Laura Engelstein

Henry S. McNeil Professor of Russian History

Laura EngelsteinLaura Engelstein, B.A. City College of New York, 1969, Ph.D. Stanford University, 1976: Your contribution was to be the eloquent analyst of Russia’s complicated entry into the modern world. Your first book, Moscow 1905 helped to make sense of the first crisis of the tsarist regime, of the complexities of working class revolt and middle class activism. With The Keys to Happiness you made a fundamental intervention into the ongoing discussion of Russia in the decades before 1917. Sexuality, women, and the state and civil institutions that framed them provided a field that revealed as no one had before how Russian society confronted the challenges of modern society, both inside its borders and as ideas coming from the west. Lawyers, doctors, psychologists, and government officials, liberals and conservatives all tried to make sense of problems that had rested entirely within the sphere of religion until the middle of the nineteenth century.

Religion led you into the outer fringes of the Russian religious world, to Castration and the Heavenly Kingdom: A Russian Folktale. One of Russia’s smallest and certainly strangest religious sects, the self-castrators under your scrutiny were able to tell their story of religious faith and human suffering in all its depths. With the analytic rigor that has characterized all of your work, you turned in Slavophile Empire the many facets of empire and religion in Russian history as well as to the perennial debates on the course of modern Russian history. Today you are rethinking the Russian Revolution itself, a task you are uniquely equipped to accomplish.

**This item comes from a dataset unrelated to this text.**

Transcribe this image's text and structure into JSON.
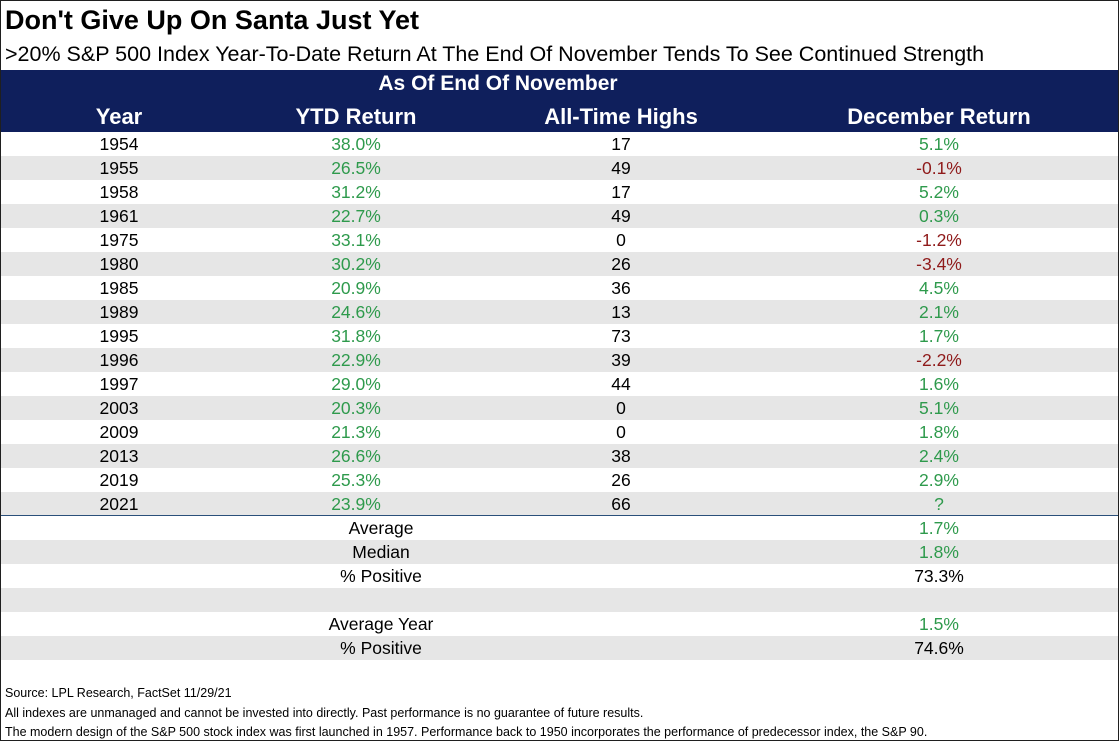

While your writings are central to the understanding of modern Russian history, read in Russia as well as the West, your impact has been as powerful through your undergraduate and graduate students at Princeton and Yale. You have been a tireless and careful mentor to your graduate students, teaching them history but also the standards of professional demeanor and even (when required) professional dress. Your colleagues, young and old, who have never taken a course with you, nevertheless see you as an authority and a court of last resort. We hope that despite retirement you will politely continue to tell us where we are going off the right track, because if you tell us that we are making sense, then we can be sure that we have not failed. Udachi (Oo-dachi) from us all!